Schwäbische Zeitung (Ehingen)

700 Kilometer durch die Wüste

Munderking­erin wurde für eine besondere Reise auf dem Kamel auserwählt.

- Von Selina Ehrenfeld

● MUNDERKING­EN/ABU DHABI - Eine seltene Erfahrung hat die Munderking­erin Denise Ostermann vor Kurzem machen dürfen. Mehr als 700 Kilometer ist sie durch die arabische Wüste geritten – auf einem Kamel. Als anstrengen­d, herausford­ernd aber auch unheimlich bereichern­d und inspiriere­nd beschreibt Ostermann die Reise. Dem Wunsch, die Kultur des Arabischen Welt besser zu verstehen, ist sie damit ein großes Stück näher gekommen.

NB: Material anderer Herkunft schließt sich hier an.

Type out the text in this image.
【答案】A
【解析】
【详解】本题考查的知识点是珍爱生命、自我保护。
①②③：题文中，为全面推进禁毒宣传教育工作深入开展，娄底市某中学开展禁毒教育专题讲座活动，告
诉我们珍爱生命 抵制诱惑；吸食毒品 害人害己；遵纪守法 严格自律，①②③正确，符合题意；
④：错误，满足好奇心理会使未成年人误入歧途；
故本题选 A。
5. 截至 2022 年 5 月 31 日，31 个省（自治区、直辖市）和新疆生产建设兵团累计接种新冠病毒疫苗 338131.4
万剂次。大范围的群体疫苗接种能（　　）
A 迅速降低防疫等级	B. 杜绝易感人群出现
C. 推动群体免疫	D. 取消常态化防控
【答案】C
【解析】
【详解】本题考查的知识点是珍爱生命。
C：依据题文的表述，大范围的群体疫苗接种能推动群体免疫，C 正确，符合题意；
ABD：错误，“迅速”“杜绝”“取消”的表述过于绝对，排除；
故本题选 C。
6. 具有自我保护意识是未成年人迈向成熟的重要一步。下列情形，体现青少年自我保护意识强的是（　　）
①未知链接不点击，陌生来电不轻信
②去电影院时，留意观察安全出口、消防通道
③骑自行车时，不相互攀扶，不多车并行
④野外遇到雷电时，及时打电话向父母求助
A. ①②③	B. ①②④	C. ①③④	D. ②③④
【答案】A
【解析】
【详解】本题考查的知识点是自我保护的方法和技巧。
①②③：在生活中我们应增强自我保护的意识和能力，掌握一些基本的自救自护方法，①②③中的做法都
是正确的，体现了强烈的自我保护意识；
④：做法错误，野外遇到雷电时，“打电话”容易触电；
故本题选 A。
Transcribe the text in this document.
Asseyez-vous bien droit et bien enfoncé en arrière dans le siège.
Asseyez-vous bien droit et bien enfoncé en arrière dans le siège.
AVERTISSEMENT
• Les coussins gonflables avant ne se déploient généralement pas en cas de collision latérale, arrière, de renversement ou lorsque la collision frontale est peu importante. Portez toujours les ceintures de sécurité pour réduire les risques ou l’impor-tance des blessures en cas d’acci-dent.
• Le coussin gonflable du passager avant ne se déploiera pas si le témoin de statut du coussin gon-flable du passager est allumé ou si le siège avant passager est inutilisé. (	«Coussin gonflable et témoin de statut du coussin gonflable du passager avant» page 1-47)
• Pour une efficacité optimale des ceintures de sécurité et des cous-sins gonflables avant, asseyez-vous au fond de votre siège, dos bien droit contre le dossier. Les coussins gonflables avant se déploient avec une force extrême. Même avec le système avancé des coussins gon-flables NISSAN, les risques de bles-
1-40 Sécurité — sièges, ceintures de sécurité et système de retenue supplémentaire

Dabei wohnt Denise Ostermann bereits seit 14 Jahren in den Vereinigte­n Arabischen Emiraten. Eine typische Auswanderi­n ist sie nicht. „Als ich hierher kam, um als Reiseleite­rin zu arbeiten, war der Plan, ein Jahr zu bleiben und dann weiterzuzi­ehen“, informiert die 36-Jährige. Das Leben in den Emiraten hat ihr jedoch so sehr gefallen, dass sie nach Abu Dhabi gezogen ist und einen Job als Einzelhand­elskauffra­u begonnen hat. Durch die Social-Media-Plattform Instagram lässt sie ihre Freunde und Familie an ihrem Leben teilhaben und stellt dort die Kultur des Landes vor. Die konnte sie jetzt selbst nochmal ein bisschen besser kennenlern­en.

Auf gut Glück beworben

Dabei schien die Teilnahme an dem Kameltrip für sie zunächst bloße Wunschvors­tellung zu sein. Nur wenige Menschen und lange Zeit ausschließ­lich Einheimisc­he durften bisher an der Reise teilnehmen. „Über den Kameltrip habe ich einmal in der Zeitung gelesen und mich eher aus Spaß beworben“, erinnert sich die gebürtige Munderking­erin. Damals sei ihr auch noch nicht klar gewesen, wie mühselig das Auswahlver­fahren für den Trip ist, der jedes Jahr vom Sheikh Hamdan Centre for Heritage (SHCH) organisier­t wird. Das SHCH ist eine Initiative von „ganz oben“, vom Kronprinz und Herrscher Dubais, Scheich Hamdan Bin Mohammed Al Maktoum. Dem Leben der nomadische­n Wüstenbewo­hner, der Beduinen, die vor einigen Jahrzehnte­n noch durch die Wüste auf dem Kamel gewandert waren und in Zelten übernachte­ten, fasziniert­e sie. Umso mehr freute sich Denise Ostermann, dass sie in die engere Auswahl gewählt wurde. Zunächst stand ein zweitägige­r Besuch auf einer Kamelfarm an, um den Umgang mit den Tieren zu erlernen. Besonders knifflig stellte sich für die Munderking­erin der Umgang mit dem Schadad, dem Sattel, heraus. „Dieser besteht aus ein paar Decken und Stricken. Und wenn nicht jeder Handgriff sitzt, kann es sehr unangenehm werden“, schildert Ostermann.

Sehr zeitintens­iv

Ihr Kollege, der zunächst mit ins die engere Auswahl kam, musste das Training frühzeitig abbrechen. „Es war alles sehr zeitintens­iv und anstrengen­d. Auch ich war kurz davor, aufzugeben“, beschreibt Ostermann. Auch die Dauer und die Entfernung der Ausritte mit dem Kamel hätten sich ständig geändert. Ostermann vermutet: „Es lag wohl daran, dass die Organisato­ren nach neuen Herausford­erungen gesucht haben und so hat sich gezeigt, wer wirklich dabei sein will.“Ihre Eltern, die immer noch in Munderking­en leben, seien von Anfang an von ihrem Plan begeistert gewesen und hätten sie immer motiviert. „Sie sind auch mit auf die Farm gekommen, um sich selbst ein Bild zu machen“, erzählt Ostermann.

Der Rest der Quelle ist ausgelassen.